Being a Lifelong learner, having sound leadership skills, and problem-solving skills would be the ideal traits. There’s a lot of situations where you’re exposed to new technologies or features that you need to know how to operate, or things may suddenly stop working. In this field, you’re asked to navigate these challenges using creative problem-solving by exhausting logical methods to solve and drive issues with practical solutions. Having a“student” mindset prepares you for these crises as you’re continuously building your knowledge and skills that will help develop your problem-solving skills. And since most of the time you’ll be working with a team, equipping yourself with some leadership or communication skills will be handy.
What’s the #1 most important IT certification an aspiring network engineer should obtain, and why?
The Cisco CCNA opened a lot of doors for me. However, I would remind you that you shouldn’t focus on the syntax of a product but instead know the technology itself. There are many different products with slightly different implementations, so don’t tie yourself to just one brand. The CCNA certification helped me to validate to employers that I’m aware of these technologies but to be honest, I handled more non-Cisco devices during my practice.
What are your thoughts on business skills, communication skills, and project management for IT professionals?

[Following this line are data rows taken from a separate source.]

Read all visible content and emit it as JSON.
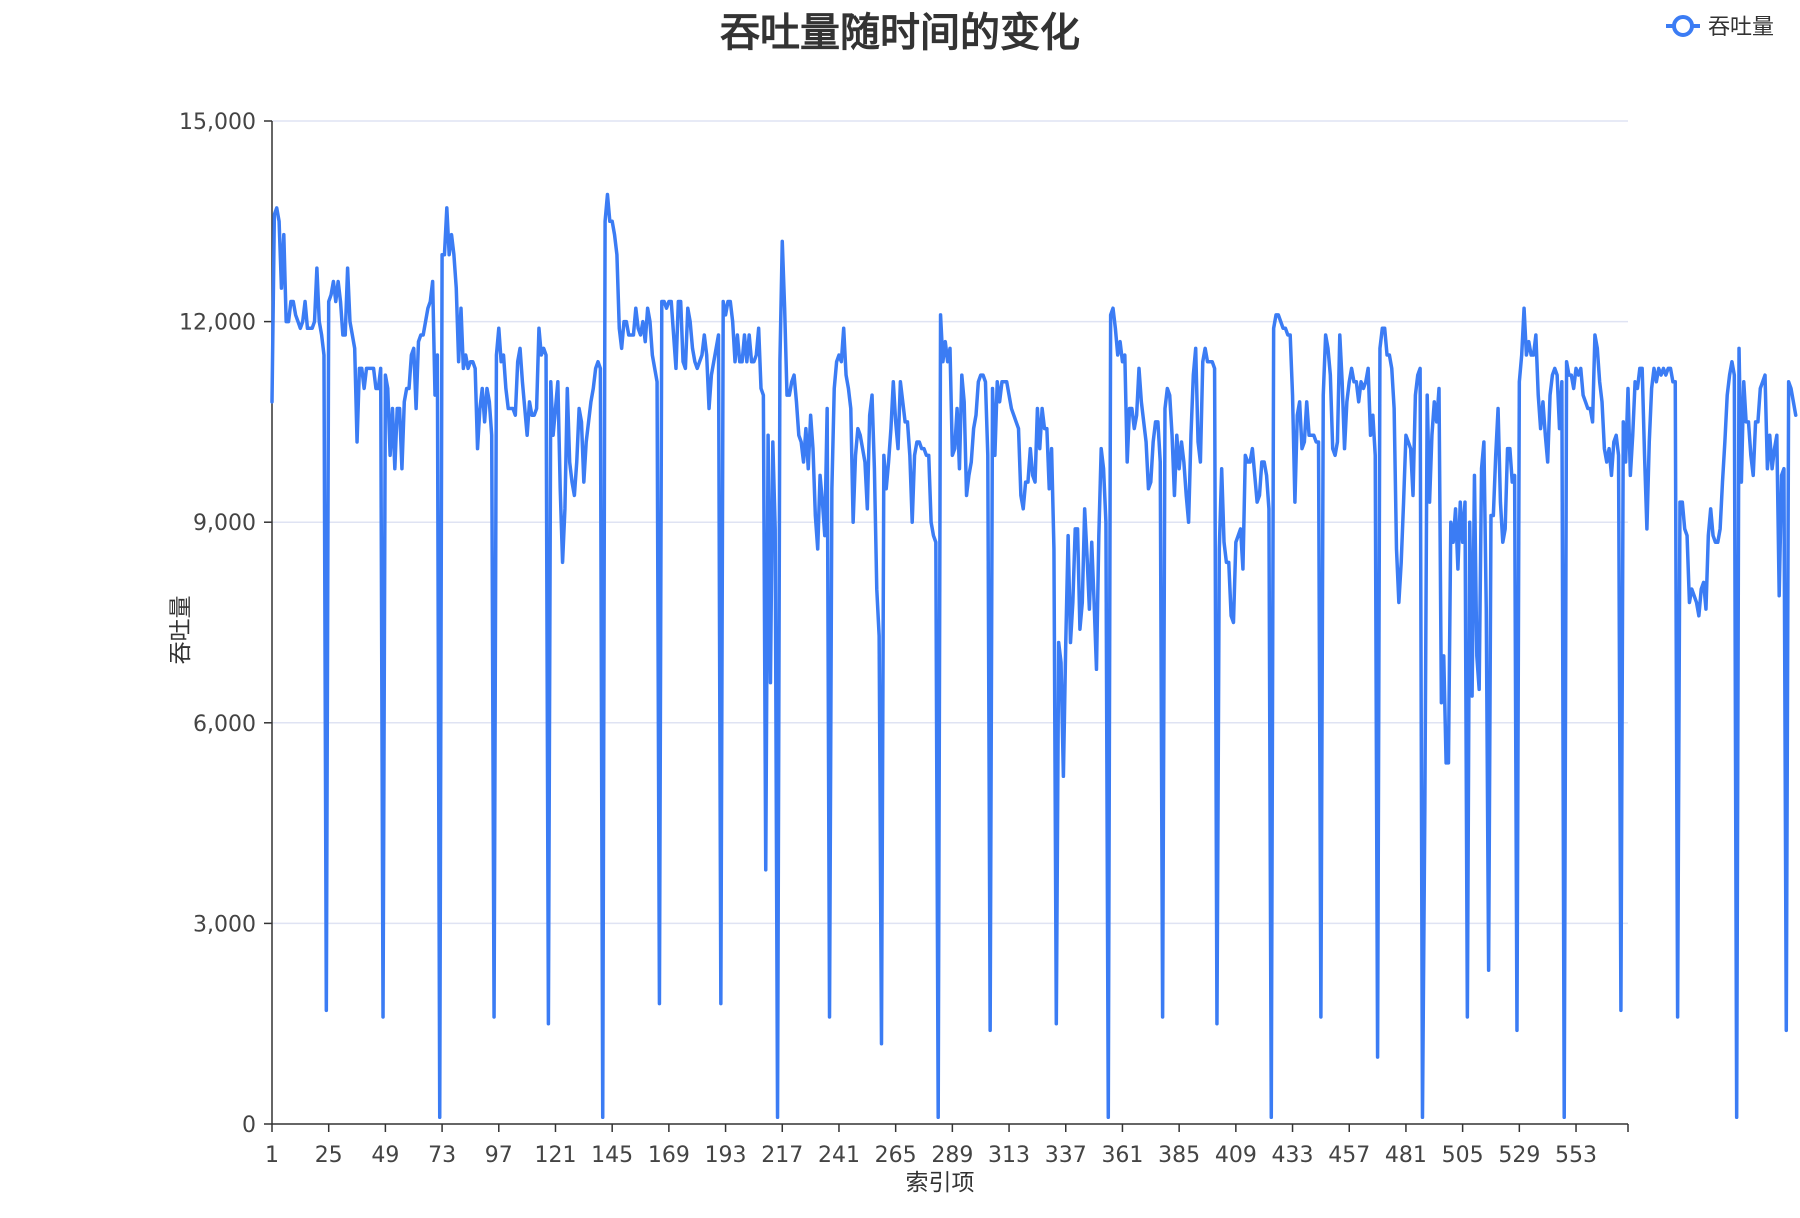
{
  "chart_data": {
    "type": "line",
    "title": "吞吐量随时间的变化",
    "xlabel": "索引项",
    "ylabel": "吞吐量",
    "ylim": [
      0,
      15000
    ],
    "yticks": [
      "0",
      "3,000",
      "6,000",
      "9,000",
      "12,000",
      "15,000"
    ],
    "ytick_values": [
      0,
      3000,
      6000,
      9000,
      12000,
      15000
    ],
    "xlim": [
      1,
      575
    ],
    "xticks": [
      1,
      25,
      49,
      73,
      97,
      121,
      145,
      169,
      193,
      217,
      241,
      265,
      289,
      313,
      337,
      361,
      385,
      409,
      433,
      457,
      481,
      505,
      529,
      553
    ],
    "grid": true,
    "legend_position": "top-right",
    "color": "#3b7cf4",
    "series": [
      {
        "name": "吞吐量",
        "x_start": 1,
        "values": [
          10800,
          13600,
          13700,
          13500,
          12500,
          13300,
          12000,
          12000,
          12300,
          12300,
          12100,
          12000,
          11900,
          12000,
          12300,
          11900,
          11900,
          11900,
          12000,
          12800,
          12000,
          11800,
          11500,
          1700,
          12300,
          12400,
          12600,
          12300,
          12600,
          12300,
          11800,
          11800,
          12800,
          12000,
          11800,
          11600,
          10200,
          11300,
          11300,
          11000,
          11300,
          11300,
          11300,
          11300,
          11000,
          11000,
          11300,
          1600,
          11200,
          11000,
          10000,
          10700,
          9800,
          10700,
          10700,
          9800,
          10800,
          11000,
          11000,
          11500,
          11600,
          10700,
          11700,
          11800,
          11800,
          12000,
          12200,
          12300,
          12600,
          10900,
          11500,
          100,
          13000,
          13000,
          13700,
          13000,
          13300,
          13000,
          12500,
          11400,
          12200,
          11300,
          11500,
          11300,
          11400,
          11400,
          11300,
          10100,
          10700,
          11000,
          10500,
          11000,
          10800,
          10300,
          1600,
          11500,
          11900,
          11400,
          11500,
          11000,
          10700,
          10700,
          10700,
          10600,
          11400,
          11600,
          11100,
          10700,
          10300,
          10800,
          10600,
          10600,
          10700,
          11900,
          11500,
          11600,
          11500,
          1500,
          11100,
          10300,
          10700,
          11100,
          9500,
          8400,
          9200,
          11000,
          9900,
          9600,
          9400,
          9900,
          10700,
          10500,
          9600,
          10200,
          10500,
          10800,
          11000,
          11300,
          11400,
          11300,
          100,
          13500,
          13900,
          13500,
          13500,
          13300,
          13000,
          11900,
          11600,
          12000,
          12000,
          11800,
          11800,
          11800,
          12200,
          11900,
          11800,
          12000,
          11700,
          12200,
          12000,
          11500,
          11300,
          11100,
          1800,
          12300,
          12300,
          12200,
          12300,
          12300,
          11800,
          11300,
          12300,
          12300,
          11400,
          11300,
          12200,
          12000,
          11600,
          11400,
          11300,
          11400,
          11500,
          11800,
          11500,
          10700,
          11200,
          11400,
          11600,
          11800,
          1800,
          12300,
          12100,
          12300,
          12300,
          12000,
          11400,
          11800,
          11400,
          11400,
          11800,
          11400,
          11800,
          11400,
          11400,
          11500,
          11900,
          11000,
          10900,
          3800,
          10300,
          6600,
          10200,
          8900,
          100,
          11400,
          13200,
          12200,
          10900,
          10900,
          11100,
          11200,
          10800,
          10300,
          10200,
          9900,
          10400,
          9800,
          10600,
          10100,
          9100,
          8600,
          9700,
          9300,
          8800,
          10700,
          1600,
          9500,
          11000,
          11400,
          11500,
          11400,
          11900,
          11200,
          11000,
          10700,
          9000,
          10000,
          10400,
          10300,
          10100,
          9900,
          9200,
          10600,
          10900,
          9800,
          8000,
          7300,
          1200,
          10000,
          9500,
          9900,
          10400,
          11100,
          10500,
          10100,
          11100,
          10800,
          10500,
          10500,
          10000,
          9000,
          10000,
          10200,
          10200,
          10100,
          10100,
          10000,
          10000,
          9000,
          8800,
          8700,
          100,
          12100,
          11400,
          11700,
          11400,
          11600,
          10000,
          10100,
          10700,
          9800,
          11200,
          10800,
          9400,
          9700,
          9900,
          10400,
          10600,
          11100,
          11200,
          11200,
          11100,
          10000,
          1400,
          11000,
          10000,
          11100,
          10800,
          11100,
          11100,
          11100,
          10900,
          10700,
          10600,
          10500,
          10400,
          9400,
          9200,
          9600,
          9600,
          10100,
          9700,
          9600,
          10700,
          10100,
          10700,
          10400,
          10400,
          9500,
          10100,
          8600,
          1500,
          7200,
          6900,
          5200,
          7200,
          8800,
          7200,
          7800,
          8900,
          8900,
          7400,
          7800,
          9200,
          8500,
          7700,
          8700,
          7800,
          6800,
          8800,
          10100,
          9800,
          9000,
          100,
          12100,
          12200,
          11900,
          11500,
          11700,
          11400,
          11500,
          9900,
          10700,
          10700,
          10400,
          10600,
          11300,
          10800,
          10500,
          10200,
          9500,
          9600,
          10200,
          10500,
          10500,
          9900,
          1600,
          10700,
          11000,
          10900,
          10300,
          9400,
          10300,
          9800,
          10200,
          9900,
          9400,
          9000,
          10300,
          11200,
          11600,
          10200,
          9900,
          11400,
          11600,
          11400,
          11400,
          11400,
          11300,
          1500,
          8600,
          9800,
          8700,
          8400,
          8400,
          7600,
          7500,
          8700,
          8800,
          8900,
          8300,
          10000,
          9900,
          9900,
          10100,
          9700,
          9300,
          9400,
          9900,
          9900,
          9700,
          9200,
          100,
          11900,
          12100,
          12100,
          12000,
          11900,
          11900,
          11800,
          11800,
          10900,
          9300,
          10600,
          10800,
          10100,
          10200,
          10800,
          10300,
          10300,
          10300,
          10200,
          10200,
          1600,
          10900,
          11800,
          11600,
          11200,
          10100,
          10000,
          10200,
          11800,
          11100,
          10100,
          10800,
          11100,
          11300,
          11100,
          11100,
          10800,
          11100,
          11000,
          11100,
          11300,
          10300,
          10600,
          10000,
          1000,
          11600,
          11900,
          11900,
          11500,
          11500,
          11300,
          10700,
          8600,
          7800,
          8400,
          9300,
          10300,
          10200,
          10100,
          9400,
          10900,
          11200,
          11300,
          100,
          4700,
          10900,
          9300,
          10300,
          10800,
          10500,
          11000,
          6300,
          7000,
          5400,
          5400,
          9000,
          8700,
          9200,
          8300,
          9300,
          8700,
          9300,
          1600,
          9000,
          6400,
          9700,
          7000,
          6500,
          9800,
          10200,
          7700,
          2300,
          9100,
          9100,
          10000,
          10700,
          9300,
          8700,
          8900,
          10100,
          10100,
          9600,
          9700,
          1400,
          11100,
          11500,
          12200,
          11500,
          11700,
          11500,
          11500,
          11800,
          10900,
          10400,
          10800,
          10300,
          9900,
          10900,
          11200,
          11300,
          11200,
          10400,
          11100,
          100,
          11400,
          11200,
          11200,
          11000,
          11300,
          11200,
          11300,
          10900,
          10800,
          10700,
          10700,
          10500,
          11800,
          11600,
          11100,
          10800,
          10100,
          9900,
          10100,
          9700,
          10200,
          10300,
          10000,
          1700,
          10500,
          9900,
          11000,
          9700,
          10300,
          11100,
          11000,
          11300,
          11300,
          10000,
          8900,
          10200,
          11000,
          11300,
          11100,
          11300,
          11200,
          11300,
          11200,
          11300,
          11300,
          11100,
          11100,
          1600,
          9300,
          9300,
          8900,
          8800,
          7800,
          8000,
          7900,
          7800,
          7600,
          8000,
          8100,
          7700,
          8800,
          9200,
          8800,
          8700,
          8700,
          8900,
          9600,
          10200,
          10900,
          11200,
          11400,
          11200,
          100,
          11600,
          9600,
          11100,
          10500,
          10500,
          10000,
          9700,
          10500,
          10500,
          11000,
          11100,
          11200,
          9800,
          10300,
          9800,
          10100,
          10300,
          7900,
          9700,
          9800,
          1400,
          11100,
          11000,
          10800,
          10600
        ]
      }
    ]
  }
}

In my second job, I was hired to be the only guy in the country to run things locally. The parent company was situated in Malaysia, as was my manager. I was asked to run the IT projects from the ground up, obtaining client requirements, and working with contractors, etc. At the time, I would say my organization and communication skills were very lacking, but since I was able to recognize that, I started working on it. The combination of these skills is what I would say is the most important thing. You need to be able to work with your clients and co-workers. Keeping things aligned goes a long way with your professional relationships. It reflects that you can be counted on and flexible by both your peers and client.
What’s the #1 piece of advice you’d give someone new to IT that says they want to become a network engineer?
Focus on learning and embrace the journey. Most of the time, especially if you’re working on your certifications or new technologies, you might get cold feet and be uncertain, but it’s just a part of the learning process, being a network engineer and life. The only way up is through it. The way to do really big things is to start with deceptively small things like studying materials, lab exercises, and examinations. Then, develop your learning habits and continue building on them.
Any other words of wisdom you’d like to share?
Always remember Murphy’s law, which states that “Anything that can go wrong will go wrong.” What matters is that we can respond to anything thrown at us. Sometimes no matter how much preparation you did, you might end up short. Just keep moving forward and do the next best thing.